Python decorator with optional callable argument

Question

There are many answers here on how to detect if a python decorator is used with or without arguments. They typically look like this:

class MyDecorator(object):
   def __init__(self, *args):
      if len(args) == 1 and callable(args[0]):
         # no arguments
      else:
         # arguments

But now I have the following use-case:

@MyDecorator(lambda x:2*x)
def foo():
   pass

Which is wrongly detected as a 'no-argument' case.

Is there a way to detect this situation as well?

[edit: Added missing 'self' parameter]

Answer 1

Yes, but it will remain slightly hacky. The trick is to use named arguments. Besides that there is no clean way to differentiate between the different callables.

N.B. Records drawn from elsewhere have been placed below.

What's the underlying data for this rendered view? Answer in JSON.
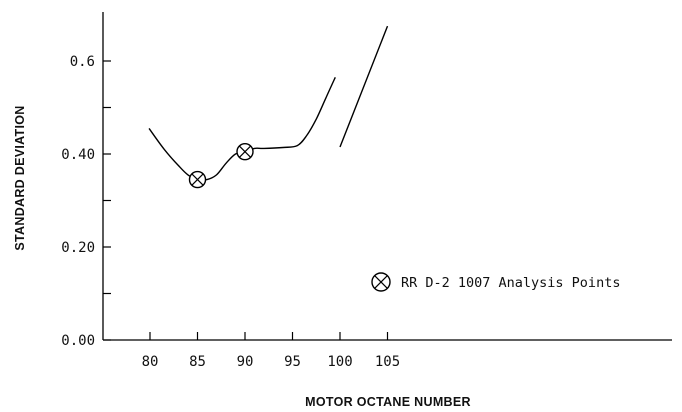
{
  "chart_data": {
    "type": "line",
    "title": "",
    "xlabel": "MOTOR OCTANE NUMBER",
    "ylabel": "STANDARD DEVIATION",
    "xlim": [
      77,
      106
    ],
    "ylim": [
      0.0,
      0.7
    ],
    "x_ticks": [
      80,
      85,
      90,
      95,
      100,
      105
    ],
    "x_tick_labels": [
      "80",
      "85",
      "90",
      "95",
      "100",
      "105"
    ],
    "y_ticks": [
      0.0,
      0.1,
      0.2,
      0.3,
      0.4,
      0.5,
      0.6
    ],
    "y_tick_labels": [
      "0.00",
      "",
      "0.20",
      "",
      "0.40",
      "",
      "0.6"
    ],
    "grid": false,
    "series": [
      {
        "x": [
          79.9,
          81.5,
          83.0,
          84.0,
          85.0,
          86.0,
          87.0,
          88.0,
          89.0,
          90.0,
          91.0,
          92.0,
          94.0,
          95.5,
          96.5,
          97.5,
          98.5,
          99.5
        ],
        "y": [
          0.455,
          0.41,
          0.375,
          0.355,
          0.345,
          0.345,
          0.355,
          0.38,
          0.4,
          0.405,
          0.412,
          0.412,
          0.414,
          0.418,
          0.44,
          0.475,
          0.52,
          0.565
        ]
      },
      {
        "x": [
          100.0,
          105.0
        ],
        "y": [
          0.415,
          0.675
        ]
      }
    ],
    "markers": [
      {
        "x": 85.0,
        "y": 0.345
      },
      {
        "x": 90.0,
        "y": 0.405
      }
    ],
    "legend": {
      "label": "RR D-2 1007 Analysis Points",
      "position": "bottom-right"
    }
  }
}
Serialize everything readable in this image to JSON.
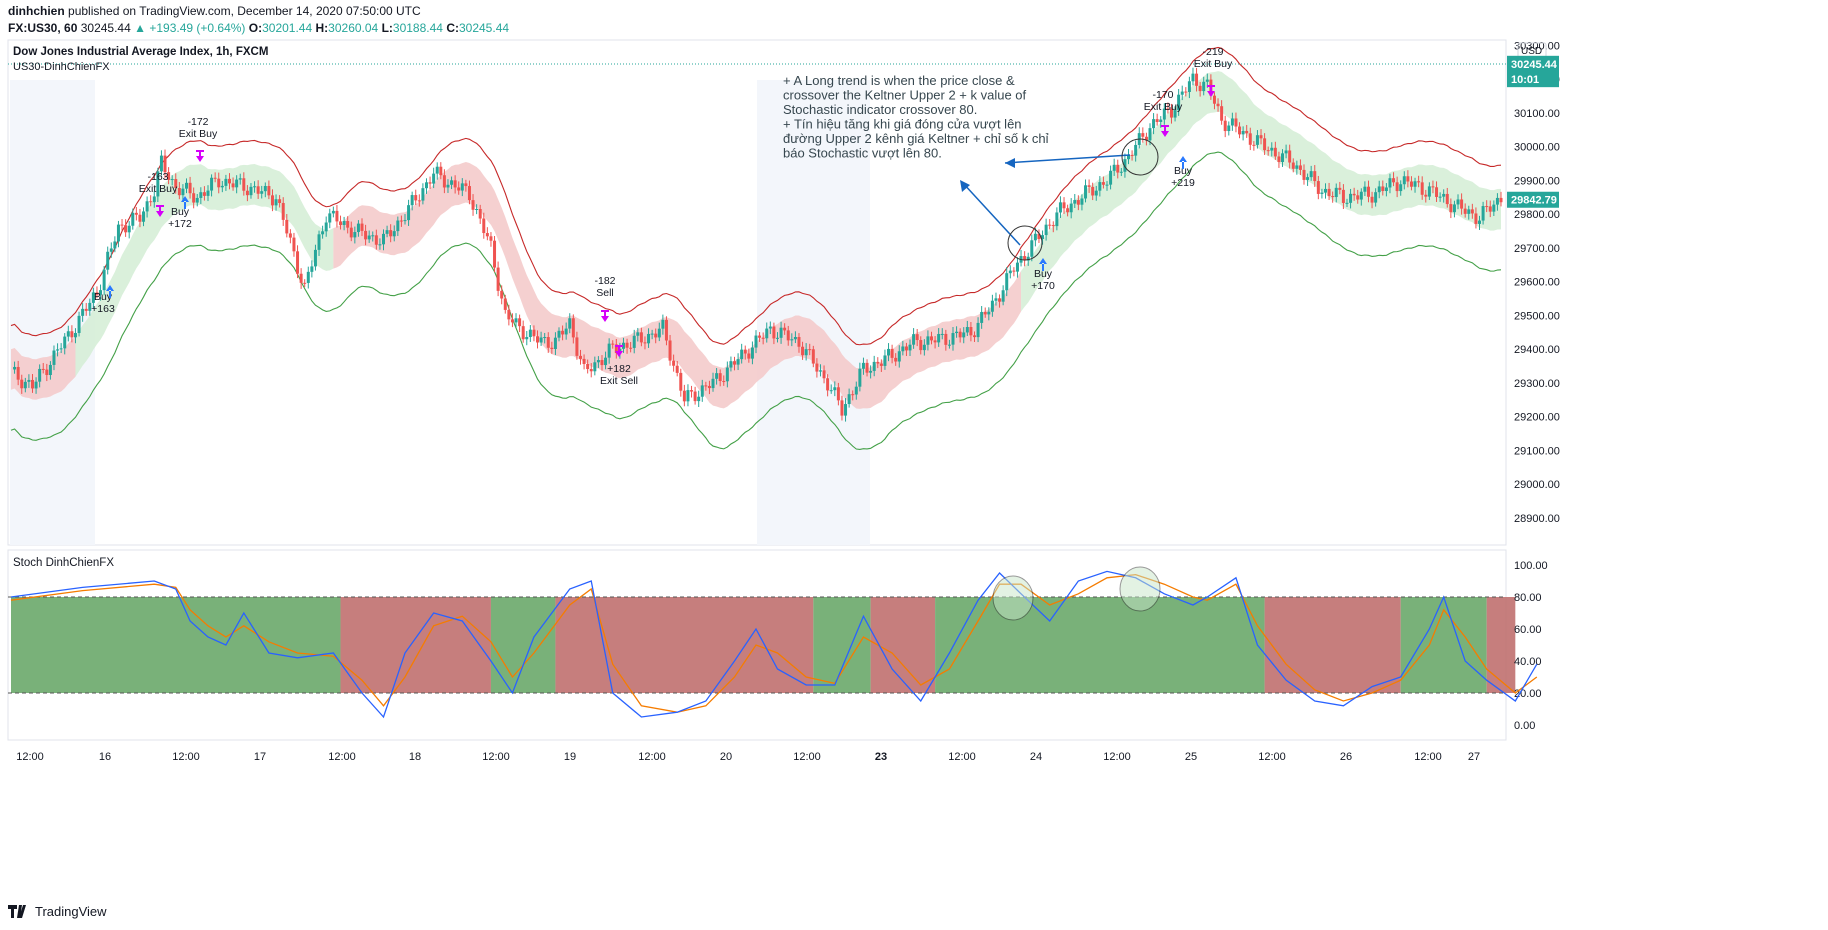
{
  "header": {
    "author": "dinhchien",
    "published": "published on TradingView.com, December 14, 2020 07:50:00 UTC",
    "symbol": "FX:US30, 60",
    "last": "30245.44",
    "change": "▲ +193.49 (+0.64%)",
    "o_label": "O:",
    "o_val": "30201.44",
    "h_label": "H:",
    "h_val": "30260.04",
    "l_label": "L:",
    "l_val": "30188.44",
    "c_label": "C:",
    "c_val": "30245.44"
  },
  "brand": "TradingView",
  "colors": {
    "up": "#26a69a",
    "down": "#ef5350",
    "kupper": "#c62828",
    "klower": "#43a047",
    "band_red": "#f3c8c8",
    "band_green": "#d4edd5",
    "stoch_k": "#2962ff",
    "stoch_d": "#f57c00",
    "zone_green": "#6aa86a",
    "zone_red": "#c0706f",
    "annot": "#1565c0",
    "buy": "#2979ff",
    "exit": "#d500f9"
  },
  "chart_data": [
    {
      "type": "candlestick",
      "title": "Dow Jones Industrial Average Index, 1h, FXCM",
      "subtitle": "US30-DinhChienFX",
      "currency": "USD",
      "ylim": [
        28850,
        30300
      ],
      "yticks": [
        "30300.00",
        "30200.00",
        "30100.00",
        "30000.00",
        "29900.00",
        "29800.00",
        "29700.00",
        "29600.00",
        "29500.00",
        "29400.00",
        "29300.00",
        "29200.00",
        "29100.00",
        "29000.00",
        "28900.00"
      ],
      "price_labels": [
        {
          "value": 30245.44,
          "text": "30245.44"
        },
        {
          "value": 30200,
          "text": "10:01"
        },
        {
          "value": 29842.79,
          "text": "29842.79"
        }
      ],
      "xticks": [
        "12:00",
        "16",
        "12:00",
        "17",
        "12:00",
        "18",
        "12:00",
        "19",
        "12:00",
        "20",
        "12:00",
        "23",
        "12:00",
        "24",
        "12:00",
        "25",
        "12:00",
        "26",
        "12:00",
        "27"
      ],
      "price_anchors": [
        [
          0,
          29330
        ],
        [
          6,
          29290
        ],
        [
          12,
          29380
        ],
        [
          18,
          29470
        ],
        [
          24,
          29570
        ],
        [
          30,
          29760
        ],
        [
          36,
          29790
        ],
        [
          40,
          29870
        ],
        [
          42,
          29950
        ],
        [
          46,
          29880
        ],
        [
          52,
          29850
        ],
        [
          58,
          29900
        ],
        [
          66,
          29880
        ],
        [
          74,
          29850
        ],
        [
          82,
          29580
        ],
        [
          88,
          29800
        ],
        [
          96,
          29750
        ],
        [
          104,
          29720
        ],
        [
          110,
          29800
        ],
        [
          118,
          29920
        ],
        [
          128,
          29860
        ],
        [
          134,
          29700
        ],
        [
          138,
          29500
        ],
        [
          146,
          29430
        ],
        [
          152,
          29420
        ],
        [
          156,
          29480
        ],
        [
          160,
          29330
        ],
        [
          168,
          29400
        ],
        [
          176,
          29430
        ],
        [
          182,
          29460
        ],
        [
          188,
          29250
        ],
        [
          196,
          29300
        ],
        [
          204,
          29380
        ],
        [
          212,
          29460
        ],
        [
          220,
          29420
        ],
        [
          228,
          29300
        ],
        [
          232,
          29220
        ],
        [
          238,
          29340
        ],
        [
          246,
          29380
        ],
        [
          252,
          29420
        ],
        [
          260,
          29430
        ],
        [
          268,
          29450
        ],
        [
          274,
          29530
        ],
        [
          280,
          29640
        ],
        [
          286,
          29720
        ],
        [
          292,
          29800
        ],
        [
          300,
          29860
        ],
        [
          306,
          29900
        ],
        [
          312,
          29970
        ],
        [
          318,
          30060
        ],
        [
          324,
          30110
        ],
        [
          330,
          30200
        ],
        [
          334,
          30180
        ],
        [
          338,
          30080
        ],
        [
          344,
          30040
        ],
        [
          350,
          30000
        ],
        [
          358,
          29950
        ],
        [
          366,
          29870
        ],
        [
          372,
          29850
        ],
        [
          380,
          29860
        ],
        [
          388,
          29900
        ],
        [
          396,
          29870
        ],
        [
          404,
          29820
        ],
        [
          410,
          29790
        ],
        [
          416,
          29850
        ]
      ],
      "annotation": [
        "+ A Long trend is when the price close &",
        "crossover the Keltner Upper 2 + k value of",
        "Stochastic indicator crossover 80.",
        "+ Tín hiệu tăng khi giá đóng cửa vượt lên",
        "đường Upper 2 kênh giá Keltner + chỉ số k chỉ",
        "báo Stochastic vượt lên 80."
      ],
      "signals": [
        {
          "label": "Buy",
          "value": "+163"
        },
        {
          "label": "Exit Buy",
          "value": "-163"
        },
        {
          "label": "Buy",
          "value": "+172"
        },
        {
          "label": "Exit Buy",
          "value": "-172"
        },
        {
          "label": "Sell",
          "value": "-182"
        },
        {
          "label": "Exit Sell",
          "value": "+182"
        },
        {
          "label": "Buy",
          "value": "+170"
        },
        {
          "label": "Exit Buy",
          "value": "-170"
        },
        {
          "label": "Buy",
          "value": "+219"
        },
        {
          "label": "Exit Buy",
          "value": "-219"
        }
      ]
    },
    {
      "type": "line",
      "title": "Stoch DinhChienFX",
      "ylim": [
        0,
        100
      ],
      "yticks": [
        "100.00",
        "80.00",
        "60.00",
        "40.00",
        "20.00",
        "0.00"
      ],
      "levels": [
        20,
        80
      ],
      "k_series": [
        [
          0,
          80
        ],
        [
          20,
          86
        ],
        [
          40,
          90
        ],
        [
          46,
          85
        ],
        [
          50,
          65
        ],
        [
          55,
          55
        ],
        [
          60,
          50
        ],
        [
          65,
          70
        ],
        [
          72,
          45
        ],
        [
          80,
          42
        ],
        [
          90,
          45
        ],
        [
          98,
          20
        ],
        [
          104,
          5
        ],
        [
          110,
          45
        ],
        [
          118,
          70
        ],
        [
          126,
          65
        ],
        [
          134,
          40
        ],
        [
          140,
          20
        ],
        [
          146,
          55
        ],
        [
          156,
          85
        ],
        [
          162,
          90
        ],
        [
          168,
          20
        ],
        [
          176,
          5
        ],
        [
          186,
          8
        ],
        [
          194,
          15
        ],
        [
          202,
          40
        ],
        [
          208,
          60
        ],
        [
          214,
          35
        ],
        [
          222,
          25
        ],
        [
          230,
          25
        ],
        [
          238,
          68
        ],
        [
          246,
          35
        ],
        [
          254,
          15
        ],
        [
          262,
          45
        ],
        [
          270,
          78
        ],
        [
          276,
          95
        ],
        [
          282,
          82
        ],
        [
          290,
          65
        ],
        [
          298,
          90
        ],
        [
          306,
          96
        ],
        [
          314,
          92
        ],
        [
          322,
          82
        ],
        [
          330,
          75
        ],
        [
          334,
          80
        ],
        [
          342,
          92
        ],
        [
          348,
          50
        ],
        [
          356,
          28
        ],
        [
          364,
          15
        ],
        [
          372,
          12
        ],
        [
          380,
          24
        ],
        [
          388,
          30
        ],
        [
          396,
          60
        ],
        [
          400,
          80
        ],
        [
          406,
          40
        ],
        [
          412,
          28
        ],
        [
          420,
          15
        ],
        [
          426,
          38
        ]
      ],
      "d_series": [
        [
          0,
          78
        ],
        [
          20,
          84
        ],
        [
          40,
          88
        ],
        [
          46,
          86
        ],
        [
          50,
          72
        ],
        [
          55,
          62
        ],
        [
          60,
          55
        ],
        [
          65,
          62
        ],
        [
          72,
          52
        ],
        [
          80,
          45
        ],
        [
          90,
          43
        ],
        [
          98,
          28
        ],
        [
          104,
          12
        ],
        [
          110,
          30
        ],
        [
          118,
          62
        ],
        [
          126,
          68
        ],
        [
          134,
          52
        ],
        [
          140,
          30
        ],
        [
          146,
          45
        ],
        [
          156,
          75
        ],
        [
          162,
          85
        ],
        [
          168,
          38
        ],
        [
          176,
          12
        ],
        [
          186,
          8
        ],
        [
          194,
          12
        ],
        [
          202,
          30
        ],
        [
          208,
          50
        ],
        [
          214,
          45
        ],
        [
          222,
          30
        ],
        [
          230,
          26
        ],
        [
          238,
          55
        ],
        [
          246,
          45
        ],
        [
          254,
          25
        ],
        [
          262,
          35
        ],
        [
          270,
          65
        ],
        [
          276,
          88
        ],
        [
          282,
          88
        ],
        [
          290,
          75
        ],
        [
          298,
          82
        ],
        [
          306,
          92
        ],
        [
          314,
          94
        ],
        [
          322,
          88
        ],
        [
          330,
          80
        ],
        [
          334,
          78
        ],
        [
          342,
          88
        ],
        [
          348,
          62
        ],
        [
          356,
          38
        ],
        [
          364,
          22
        ],
        [
          372,
          15
        ],
        [
          380,
          20
        ],
        [
          388,
          28
        ],
        [
          396,
          50
        ],
        [
          400,
          72
        ],
        [
          406,
          55
        ],
        [
          412,
          35
        ],
        [
          420,
          20
        ],
        [
          426,
          30
        ]
      ],
      "zones": [
        [
          0,
          92,
          "green"
        ],
        [
          92,
          134,
          "red"
        ],
        [
          134,
          152,
          "green"
        ],
        [
          152,
          224,
          "red"
        ],
        [
          224,
          240,
          "green"
        ],
        [
          240,
          258,
          "red"
        ],
        [
          258,
          350,
          "green"
        ],
        [
          350,
          388,
          "red"
        ],
        [
          388,
          412,
          "green"
        ],
        [
          412,
          420,
          "red"
        ]
      ]
    }
  ]
}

class MyDecorator(object):
    def __init__(self, *args, **kwargs):
        if kwargs:
            # arguments
            print 'got %r as arguments'
        else:
            callable, = args

@MyDecorator(some_function=lambda x:2*x)
def foo():
    pass

Answer 2

The __init__ method requires a self parameter:

class MyDecorator(object):
   def __init__(self, *args):
      if len(args) == 1 and callable(args[0]):
         # no arguments
      else:
         # arguments

Without it you always have one argument at least and it will not be callable; it is the decorator instance instead. In other words, without an explicit self , *args will be two elements long when you pass in the argument and it'll be args[1] you wanted to test.